12 years

I'm sitting here on the night before my anniversary just reflecting and mentally looking back at the past 12 years. This isn't written pretty and I'm typing on my tablet so just go with it.

We've had an awesome 12 years together and I've laughed till I've cried and I've just plain cried.

We've done big things like Disney for our honeymoon and small things like walking around Target looking into the awful magnification mirrors in the beauty section. (don't do that its awful)
We went to college together and took Greek together while being married. Ẃe worked at GAP together and you were my boss for a little while. We started helping in a church plant in the youth together.  So many things that were such a big part of our lives and part of what has shaped us to be who ẃe are.
I'll never forget making a bologna sandwich for you and having no idea that I needed to take the red part off. That first year when you ate all my burnt food except the burnt fried chicken that was a bloody mess. You even ate tofu for me. you sold your Camaro for a more baby friendly option.

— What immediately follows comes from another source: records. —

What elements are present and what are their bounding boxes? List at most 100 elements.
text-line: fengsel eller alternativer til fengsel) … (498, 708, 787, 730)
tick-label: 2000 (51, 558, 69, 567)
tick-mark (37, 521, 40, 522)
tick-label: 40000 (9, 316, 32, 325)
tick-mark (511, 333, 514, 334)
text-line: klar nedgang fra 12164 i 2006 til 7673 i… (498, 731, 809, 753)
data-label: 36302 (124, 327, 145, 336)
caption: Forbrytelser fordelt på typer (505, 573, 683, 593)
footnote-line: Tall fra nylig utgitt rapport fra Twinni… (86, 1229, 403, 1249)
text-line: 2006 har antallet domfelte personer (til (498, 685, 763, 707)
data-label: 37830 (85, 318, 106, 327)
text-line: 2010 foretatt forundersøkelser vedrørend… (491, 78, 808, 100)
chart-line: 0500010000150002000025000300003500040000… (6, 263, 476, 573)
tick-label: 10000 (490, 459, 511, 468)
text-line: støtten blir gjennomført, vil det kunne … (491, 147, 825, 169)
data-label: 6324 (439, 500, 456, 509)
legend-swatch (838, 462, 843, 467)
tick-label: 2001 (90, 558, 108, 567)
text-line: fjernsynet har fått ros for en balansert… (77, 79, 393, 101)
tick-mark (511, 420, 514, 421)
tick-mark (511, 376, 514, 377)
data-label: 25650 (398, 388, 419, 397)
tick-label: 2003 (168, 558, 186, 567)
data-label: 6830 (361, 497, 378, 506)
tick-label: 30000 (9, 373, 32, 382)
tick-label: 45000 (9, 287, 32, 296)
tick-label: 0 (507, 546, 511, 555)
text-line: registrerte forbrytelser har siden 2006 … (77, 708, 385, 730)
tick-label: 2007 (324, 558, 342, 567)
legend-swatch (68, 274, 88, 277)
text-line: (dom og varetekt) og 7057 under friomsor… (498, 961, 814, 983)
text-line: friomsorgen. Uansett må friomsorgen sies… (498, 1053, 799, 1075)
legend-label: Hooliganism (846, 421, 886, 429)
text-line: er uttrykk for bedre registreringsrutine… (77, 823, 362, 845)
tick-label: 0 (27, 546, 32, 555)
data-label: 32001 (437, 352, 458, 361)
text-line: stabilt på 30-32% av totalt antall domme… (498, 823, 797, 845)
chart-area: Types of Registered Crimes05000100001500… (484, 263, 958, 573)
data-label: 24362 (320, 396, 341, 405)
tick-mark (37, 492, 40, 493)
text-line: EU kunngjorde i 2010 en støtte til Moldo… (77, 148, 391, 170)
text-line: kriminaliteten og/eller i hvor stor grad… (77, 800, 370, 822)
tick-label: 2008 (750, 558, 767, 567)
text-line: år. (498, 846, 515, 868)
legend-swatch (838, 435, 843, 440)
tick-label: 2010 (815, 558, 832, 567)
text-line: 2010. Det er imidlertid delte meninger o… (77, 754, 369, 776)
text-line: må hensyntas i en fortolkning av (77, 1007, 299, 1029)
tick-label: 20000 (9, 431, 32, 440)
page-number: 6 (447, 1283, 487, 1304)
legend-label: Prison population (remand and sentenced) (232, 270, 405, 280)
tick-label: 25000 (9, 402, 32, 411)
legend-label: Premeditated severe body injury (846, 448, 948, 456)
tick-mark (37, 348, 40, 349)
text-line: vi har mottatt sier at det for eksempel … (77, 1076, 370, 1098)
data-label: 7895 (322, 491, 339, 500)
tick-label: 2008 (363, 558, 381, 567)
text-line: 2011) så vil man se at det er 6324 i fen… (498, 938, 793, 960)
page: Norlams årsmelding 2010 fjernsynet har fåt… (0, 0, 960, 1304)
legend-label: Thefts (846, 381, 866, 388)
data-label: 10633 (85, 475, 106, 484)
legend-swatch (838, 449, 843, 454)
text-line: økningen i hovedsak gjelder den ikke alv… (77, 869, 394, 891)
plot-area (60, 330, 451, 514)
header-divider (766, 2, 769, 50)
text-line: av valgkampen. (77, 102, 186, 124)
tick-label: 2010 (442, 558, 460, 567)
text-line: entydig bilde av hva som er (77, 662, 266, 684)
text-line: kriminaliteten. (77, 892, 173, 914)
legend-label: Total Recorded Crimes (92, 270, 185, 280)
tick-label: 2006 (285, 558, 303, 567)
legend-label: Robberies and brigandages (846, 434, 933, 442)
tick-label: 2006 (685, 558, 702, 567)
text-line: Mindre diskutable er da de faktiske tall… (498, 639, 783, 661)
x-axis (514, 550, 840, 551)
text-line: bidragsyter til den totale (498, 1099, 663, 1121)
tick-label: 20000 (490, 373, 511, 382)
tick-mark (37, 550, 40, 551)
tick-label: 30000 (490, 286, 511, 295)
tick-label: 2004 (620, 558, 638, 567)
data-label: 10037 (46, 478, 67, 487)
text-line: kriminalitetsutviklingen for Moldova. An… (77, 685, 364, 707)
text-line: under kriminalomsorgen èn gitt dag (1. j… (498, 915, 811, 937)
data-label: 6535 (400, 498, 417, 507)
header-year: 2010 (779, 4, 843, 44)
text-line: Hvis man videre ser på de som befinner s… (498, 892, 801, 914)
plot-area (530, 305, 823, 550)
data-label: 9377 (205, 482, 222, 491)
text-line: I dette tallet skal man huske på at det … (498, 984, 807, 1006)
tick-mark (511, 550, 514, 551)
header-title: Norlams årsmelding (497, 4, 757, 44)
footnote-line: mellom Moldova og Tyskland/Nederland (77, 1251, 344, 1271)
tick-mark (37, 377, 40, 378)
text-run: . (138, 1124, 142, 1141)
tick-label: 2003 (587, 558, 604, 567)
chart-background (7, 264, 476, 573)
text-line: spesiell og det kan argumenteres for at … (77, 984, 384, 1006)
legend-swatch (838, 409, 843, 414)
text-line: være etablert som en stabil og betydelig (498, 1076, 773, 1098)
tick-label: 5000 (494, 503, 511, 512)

The moment just a couple months shy of our one year anniversary finding out we were pregnant for the first time. Sitting in the book store trying to figure out names and finding out the baby was a she. Being in the delivery room and you eating a Hamburger minutes before she arrived.
The day we found out number 2 was on the way way faster then we were ready for. You in grad school trying every job from plumbing, to selling cars to McDonald's manager. Smelling like chicken nuggets for days.
I'll never forget the day they said they saw something on the ultrasound. The next appointment hearing spinabifida and having no idea what it even was. Remembering crying and holding each other and being scared out of our mind. There were dark days in our marriage. Days that I have wanted to wish away and yet days that have made us who we are. We just kept going.   Toby came and we survived. Surgeries and scares and life being crazy. Uprooting our tiny family and moving out to Texas to start a youth pastor ministry.
In Texas we made the decision for one more child (laughable now) and when we found out we were pregnant we were told we might not keep the pregnancy. And here we have Milo. Our beautiful, kind Milo.  Then came Vander in all his red hair glory all the while we are missions tripping, camping, youth pastoring, junior senior banqueting, activities and just living.  Four and no more was a great motto. We were exhausted warn pretty thin and had come off an extremely hard dangerous surgery with Toby and then........ Wren. Our baby. I wasn't ready for her, wasn't planning on her and 3 days before we found out we talked about permanent surgery options and adopting one day. And then wren.  we thought we were done with hardships, another major surgery and recovery for Toby, broken ac, head lice for all the kids and Nate going to Guatemala ....we were done with hard. God had given us the most amazingly beautiful miraculous home that we were building and hard was behind us. Then at almost exactly 2 months old while standing watching Toby wheelchair basketball game it was like our baby went blind. Her eyes couldn't focus, they shook non stop and it felt like ultrasound day again. We heard words like cancer and tumor and after a week of tests the dreaded  'we dont know'  we have fought and fought for our kids and we fought for wren. Albinism of the eyes. No idea on her vision.  And yet we kept going. Moving from assistant pastor back to youth and things getting down right complicated. We held hands and just kept going. And now here we are moving our family over 1k miles away from everything our children have ever known (along with a great Dane) you are a Pastor for the first time and we have a great big life ahead of us.
So much more I could have mentioned, so much life lived in 12 years. You are the most fun husband. You make me laugh more than anyone and I miss standing in the kitchen eating cereal when the kids go to bed. You give and give and give of yourself until I'm certain there is nothing left for you to give and yet you find more. You drive back and forth to see us no matter how worn out you are. You never lost your temper even when that 3 day trip had some temper worthy moments. Ive watched you love those that aren't easy to love and show grace to those that didn't deserve it. (myself included) You love Jesus and you take your responsibility seriously. And yet you are still real. Our children love you and there is a huge hole in our family when you are gone. You are my partner in every aspect of my life. You always point me back to God even when I'm sure you are tired of reminding me. You have changed so much and I've watched you allow God to work and change and get you ready for such an important job.  I know I dont tell you this often enough.  but I want you to know I love you. You are perfect for me. And I'd walk the isle all over again.